Slots are available for £32.50 per person, or £45.50 with a glass of Ruinart Rosé Champagne.

For wellness enthusiasts with a bigger budget, Hotel Café Royal’s Akasha spa is hosting an aquatic healing retreat in its watsu pool, offering what it calls “creative techniques of connecting with each other through the power of touch.”

The treatment is available until December the 31st and costs £660 per couple.

2. Romantics get fleeced

There are plenty of hopeless romantics left in this world and if you are dating one, they may well be short of cash after February the 14th because, according to the Daily Mail, the delivery price of a dozen red roses is on average 58% higher on Valentine's Day.

It doesn’t stop there, cinemas have also seen an average price increase of 36%. Netflix, anybody?

In all honesty, no cliché has been done to death more than a bunch of red roses to signify love but, if you absolutely insist, take a leaf out of Homer’s book and raid the Kwik-E-Mart for reduced to clear flowers a day late.

3. Thousands of soppy Facebook status’

From the outbreak of the Ebola virus, to the discovery of the Higgs boson particle and Donald Trump becoming US president, The Simpsons has been accurately predicting the future since 1989.

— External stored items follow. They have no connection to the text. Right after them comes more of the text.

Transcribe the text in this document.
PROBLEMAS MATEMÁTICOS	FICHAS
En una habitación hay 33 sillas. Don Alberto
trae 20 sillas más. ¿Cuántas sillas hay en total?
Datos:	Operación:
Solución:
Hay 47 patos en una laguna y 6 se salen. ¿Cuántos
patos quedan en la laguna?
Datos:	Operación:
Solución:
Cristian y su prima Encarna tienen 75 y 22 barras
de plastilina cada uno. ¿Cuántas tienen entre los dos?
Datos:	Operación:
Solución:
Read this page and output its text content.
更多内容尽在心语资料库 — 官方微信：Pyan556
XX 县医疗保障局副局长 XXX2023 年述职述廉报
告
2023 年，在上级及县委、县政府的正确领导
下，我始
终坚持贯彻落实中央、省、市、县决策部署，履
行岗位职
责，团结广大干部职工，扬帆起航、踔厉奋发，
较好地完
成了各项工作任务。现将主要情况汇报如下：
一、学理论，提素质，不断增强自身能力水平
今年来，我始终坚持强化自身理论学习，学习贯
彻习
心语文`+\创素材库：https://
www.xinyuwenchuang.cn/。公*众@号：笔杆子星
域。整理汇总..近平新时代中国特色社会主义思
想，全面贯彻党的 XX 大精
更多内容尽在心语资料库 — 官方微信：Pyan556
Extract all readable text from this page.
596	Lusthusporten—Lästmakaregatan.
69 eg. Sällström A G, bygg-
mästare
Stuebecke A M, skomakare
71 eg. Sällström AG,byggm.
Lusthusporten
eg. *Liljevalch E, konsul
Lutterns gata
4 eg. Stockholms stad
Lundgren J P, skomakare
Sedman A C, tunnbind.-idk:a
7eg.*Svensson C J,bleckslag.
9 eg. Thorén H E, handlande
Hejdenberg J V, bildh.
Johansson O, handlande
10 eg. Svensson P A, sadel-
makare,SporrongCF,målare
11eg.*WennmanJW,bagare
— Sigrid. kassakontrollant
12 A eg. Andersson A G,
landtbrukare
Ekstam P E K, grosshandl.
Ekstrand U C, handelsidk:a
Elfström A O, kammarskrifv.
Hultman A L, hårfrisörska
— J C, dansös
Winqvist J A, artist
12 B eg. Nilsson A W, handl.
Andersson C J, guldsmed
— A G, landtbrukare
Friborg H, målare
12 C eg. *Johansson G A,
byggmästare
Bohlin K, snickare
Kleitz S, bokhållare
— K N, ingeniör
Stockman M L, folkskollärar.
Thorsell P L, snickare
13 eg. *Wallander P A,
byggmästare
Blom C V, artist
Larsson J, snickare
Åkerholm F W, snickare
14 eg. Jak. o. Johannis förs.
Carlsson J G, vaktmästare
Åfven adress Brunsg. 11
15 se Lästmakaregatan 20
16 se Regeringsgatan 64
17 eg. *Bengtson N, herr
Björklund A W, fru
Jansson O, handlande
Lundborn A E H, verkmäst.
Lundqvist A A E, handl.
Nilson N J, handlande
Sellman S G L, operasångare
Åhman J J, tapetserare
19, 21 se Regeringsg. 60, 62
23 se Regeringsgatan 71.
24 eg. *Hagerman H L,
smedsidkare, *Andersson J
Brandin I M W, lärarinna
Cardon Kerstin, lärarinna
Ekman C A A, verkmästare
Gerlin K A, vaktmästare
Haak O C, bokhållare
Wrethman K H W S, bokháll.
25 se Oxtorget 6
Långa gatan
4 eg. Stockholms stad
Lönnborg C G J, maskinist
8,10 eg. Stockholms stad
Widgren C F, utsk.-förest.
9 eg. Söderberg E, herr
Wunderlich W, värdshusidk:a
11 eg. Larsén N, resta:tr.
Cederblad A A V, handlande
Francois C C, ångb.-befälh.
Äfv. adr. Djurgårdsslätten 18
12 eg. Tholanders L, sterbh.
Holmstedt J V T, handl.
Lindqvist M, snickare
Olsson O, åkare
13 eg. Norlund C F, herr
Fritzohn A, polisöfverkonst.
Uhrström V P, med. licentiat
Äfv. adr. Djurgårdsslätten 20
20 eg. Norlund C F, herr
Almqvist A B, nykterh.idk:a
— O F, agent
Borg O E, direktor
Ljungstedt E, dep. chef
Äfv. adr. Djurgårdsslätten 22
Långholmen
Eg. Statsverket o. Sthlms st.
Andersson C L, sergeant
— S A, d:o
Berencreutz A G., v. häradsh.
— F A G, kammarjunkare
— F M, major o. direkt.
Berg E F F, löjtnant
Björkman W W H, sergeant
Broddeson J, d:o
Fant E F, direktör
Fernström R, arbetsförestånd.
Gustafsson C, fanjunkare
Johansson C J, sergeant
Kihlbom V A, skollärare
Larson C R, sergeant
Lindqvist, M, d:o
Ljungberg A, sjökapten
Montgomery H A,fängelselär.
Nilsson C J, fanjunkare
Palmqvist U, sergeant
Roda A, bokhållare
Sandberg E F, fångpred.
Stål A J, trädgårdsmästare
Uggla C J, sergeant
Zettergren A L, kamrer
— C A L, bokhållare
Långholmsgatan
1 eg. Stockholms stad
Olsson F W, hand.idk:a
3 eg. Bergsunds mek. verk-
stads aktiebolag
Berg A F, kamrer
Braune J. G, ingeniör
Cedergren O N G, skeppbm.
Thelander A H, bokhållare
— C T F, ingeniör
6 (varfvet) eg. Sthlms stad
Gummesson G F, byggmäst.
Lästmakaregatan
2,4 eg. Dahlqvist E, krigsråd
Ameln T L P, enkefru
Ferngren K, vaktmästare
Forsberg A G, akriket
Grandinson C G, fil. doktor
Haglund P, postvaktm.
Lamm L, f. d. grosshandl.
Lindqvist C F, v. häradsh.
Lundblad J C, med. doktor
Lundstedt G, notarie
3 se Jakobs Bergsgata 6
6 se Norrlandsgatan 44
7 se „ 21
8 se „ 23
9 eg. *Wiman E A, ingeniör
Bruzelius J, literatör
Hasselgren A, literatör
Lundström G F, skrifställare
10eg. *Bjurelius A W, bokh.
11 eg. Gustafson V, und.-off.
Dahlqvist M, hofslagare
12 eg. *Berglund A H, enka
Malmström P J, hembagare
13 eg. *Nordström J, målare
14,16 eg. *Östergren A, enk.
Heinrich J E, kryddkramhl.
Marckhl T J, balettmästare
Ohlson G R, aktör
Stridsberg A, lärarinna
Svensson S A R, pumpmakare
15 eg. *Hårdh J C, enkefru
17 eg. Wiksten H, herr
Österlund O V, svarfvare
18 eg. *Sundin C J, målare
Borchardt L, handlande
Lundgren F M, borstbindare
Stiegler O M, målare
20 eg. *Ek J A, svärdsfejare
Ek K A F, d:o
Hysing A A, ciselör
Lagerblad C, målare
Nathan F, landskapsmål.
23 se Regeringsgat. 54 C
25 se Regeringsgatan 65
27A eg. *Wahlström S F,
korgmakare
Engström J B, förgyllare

Remember the Valentine’s Day episode with an Elton John cameo when the wives of Springfield become jealous of the attention Apu gives to his wife Manjula? This piece of social commentary fits today.

Those who log onto Facebook on February the 14th ought to have a strong stomach because people’s cringe-worthy status’ devoting their unwavering love to their ‘soulmate’ is enough to make you throw up.

True romance is logging out while everybody else logs in, zigging when others zag. Don’t get caught up in the crossfire of soppy exchanges, wait a while and pick your moment. 

4. Hotel rooms cost more

If you booked a hotel room this Valentine’s, I have one word only for you. D’oh! 

That’s because a Trivago study has found UK hotel prices can more than double, making February the 14th one of most expensive days of the year for a romantic night away. Worse still, Valentine’s Day falls on the same dates as February half term and families looking to go on holiday have been priced out by the spike.

With over £700 million being invested in love across Britain this Valentine’s Day, picking any of the other 364 days of the year to celebrate would surely be better.